Aussagen wie „Modell X halluziniert zu sieben Prozent" sind fachlich nicht seriös. Der Begriff Halluzination umfasst je nach Quelle mindestens faktisch falsche Aussagen, vom bereitgestellten Kontext nicht gestützte Aussagen, Widersprüche zur Quelle, erfundene Quellenangaben und falsche Rechenoperationen — ohne genaue Definition des Fehlertyps sind Prozentwerte nicht vergleichbar. Bekannte Testverfahren wie TruthfulQA, HaluEval, RAGTruth und FActScore prüfen zudem unterschiedliche Dinge: TruthfulQA testet Fragen mit verbreiteten Fehlannahmen, RAGTruth annotiert ungestützte Aussagen speziell in Antworten mit Dokumentenbezug, FActScore zerlegt lange Texte in einzelne Behauptungen und prüft jede für sich. Auch eine angezeigte Quellenangabe beweist weder, dass die Quelle die Aussage tatsächlich trägt, noch dass die Quelle selbst richtig oder aktuell ist. Eine zitierfähige Rate braucht deshalb mindestens Modellversion, Stichtag, Datensatz, Fehlertyp und Antwortpolitik — sonst ist sie nicht belastbar.

Häufige Fragen

Was ist der Unterschied zwischen Halluzination und einem einfachen Fehler?
Ein Fehler ist eine falsche Berechnung oder ein Tippfehler. Eine Halluzination ist eine inhaltlich erfundene, aber glaubwürdig formulierte Aussage — das macht sie gefährlicher.
Halluzinieren alle KI-Modelle oder nur günstige?
Alle aktuellen Sprachmodelle halluzinieren, unabhängig vom Hersteller. Der Unterschied liegt in Häufigkeit und Themenbereich.
Kann man Halluzinationen technisch komplett verhindern?

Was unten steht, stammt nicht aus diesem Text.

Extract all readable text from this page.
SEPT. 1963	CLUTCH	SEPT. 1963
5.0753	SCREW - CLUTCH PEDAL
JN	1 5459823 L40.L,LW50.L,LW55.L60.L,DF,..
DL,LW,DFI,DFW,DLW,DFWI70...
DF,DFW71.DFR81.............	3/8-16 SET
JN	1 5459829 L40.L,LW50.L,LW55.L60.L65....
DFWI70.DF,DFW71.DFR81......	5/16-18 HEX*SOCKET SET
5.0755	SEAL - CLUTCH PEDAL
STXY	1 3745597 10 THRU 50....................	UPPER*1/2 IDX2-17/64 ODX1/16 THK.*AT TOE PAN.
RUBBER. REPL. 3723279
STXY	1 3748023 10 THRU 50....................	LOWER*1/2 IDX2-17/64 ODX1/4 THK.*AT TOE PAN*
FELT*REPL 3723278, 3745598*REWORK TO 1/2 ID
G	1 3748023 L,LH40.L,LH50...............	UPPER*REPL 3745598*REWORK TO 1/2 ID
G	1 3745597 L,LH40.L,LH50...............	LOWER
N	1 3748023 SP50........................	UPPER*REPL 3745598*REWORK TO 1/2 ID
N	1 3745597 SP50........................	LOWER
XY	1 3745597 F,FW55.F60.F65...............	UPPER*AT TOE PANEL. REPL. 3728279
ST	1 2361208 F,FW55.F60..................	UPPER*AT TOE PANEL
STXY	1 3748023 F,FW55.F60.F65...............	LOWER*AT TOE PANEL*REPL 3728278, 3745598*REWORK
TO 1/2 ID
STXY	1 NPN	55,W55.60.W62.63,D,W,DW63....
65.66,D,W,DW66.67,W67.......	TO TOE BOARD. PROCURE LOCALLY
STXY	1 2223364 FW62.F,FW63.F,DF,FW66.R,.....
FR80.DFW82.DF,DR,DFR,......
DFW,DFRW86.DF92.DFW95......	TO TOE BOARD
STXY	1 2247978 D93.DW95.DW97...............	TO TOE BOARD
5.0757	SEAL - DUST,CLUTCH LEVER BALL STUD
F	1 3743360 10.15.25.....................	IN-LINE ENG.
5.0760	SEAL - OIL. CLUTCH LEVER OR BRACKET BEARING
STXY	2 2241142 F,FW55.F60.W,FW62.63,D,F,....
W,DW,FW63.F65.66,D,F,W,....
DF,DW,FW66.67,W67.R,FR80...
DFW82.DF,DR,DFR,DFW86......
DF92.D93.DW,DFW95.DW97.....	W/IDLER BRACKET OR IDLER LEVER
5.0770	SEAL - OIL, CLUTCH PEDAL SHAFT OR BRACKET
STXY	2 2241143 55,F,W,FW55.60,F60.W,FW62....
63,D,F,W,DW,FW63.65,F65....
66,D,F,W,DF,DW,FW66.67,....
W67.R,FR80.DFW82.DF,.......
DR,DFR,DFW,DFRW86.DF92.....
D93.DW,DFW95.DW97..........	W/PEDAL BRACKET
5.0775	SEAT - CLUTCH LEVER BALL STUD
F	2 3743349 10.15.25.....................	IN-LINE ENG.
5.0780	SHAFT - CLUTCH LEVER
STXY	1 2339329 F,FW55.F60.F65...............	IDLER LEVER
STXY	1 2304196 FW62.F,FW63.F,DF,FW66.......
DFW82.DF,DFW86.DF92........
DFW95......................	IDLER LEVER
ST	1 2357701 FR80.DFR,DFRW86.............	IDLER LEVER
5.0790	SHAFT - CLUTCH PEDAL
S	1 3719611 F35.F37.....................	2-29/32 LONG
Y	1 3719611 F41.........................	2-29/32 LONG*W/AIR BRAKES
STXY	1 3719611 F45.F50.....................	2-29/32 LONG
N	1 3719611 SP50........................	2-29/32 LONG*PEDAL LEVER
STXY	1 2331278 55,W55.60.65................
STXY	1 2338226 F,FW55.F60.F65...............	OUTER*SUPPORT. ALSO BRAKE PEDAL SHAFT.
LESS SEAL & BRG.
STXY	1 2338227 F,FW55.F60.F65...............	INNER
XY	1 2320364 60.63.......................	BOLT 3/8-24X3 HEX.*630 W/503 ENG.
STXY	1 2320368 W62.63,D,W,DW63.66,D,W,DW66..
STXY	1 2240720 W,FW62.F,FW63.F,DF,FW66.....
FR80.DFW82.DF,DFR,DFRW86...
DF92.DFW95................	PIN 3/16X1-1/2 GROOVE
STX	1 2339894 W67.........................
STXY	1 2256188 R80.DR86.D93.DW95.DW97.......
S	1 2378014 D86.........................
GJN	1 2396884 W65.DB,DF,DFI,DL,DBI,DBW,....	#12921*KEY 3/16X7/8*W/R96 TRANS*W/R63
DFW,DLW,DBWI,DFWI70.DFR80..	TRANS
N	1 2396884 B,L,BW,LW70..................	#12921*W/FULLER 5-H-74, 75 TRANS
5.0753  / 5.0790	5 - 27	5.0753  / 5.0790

Vollständig verhindern lässt es sich mit aktuellen Modellen nicht. RAG-Systeme reduzieren das Risiko für unternehmensspezifische Inhalte erheblich.
Gibt es eine feste Prozentzahl, wie oft ein bestimmtes Modell halluziniert?
Nein. Die Rate hängt von Aufgabe, Domäne, Prompt, Modellversion und Testverfahren ab — eine universelle Kennzahl existiert nicht.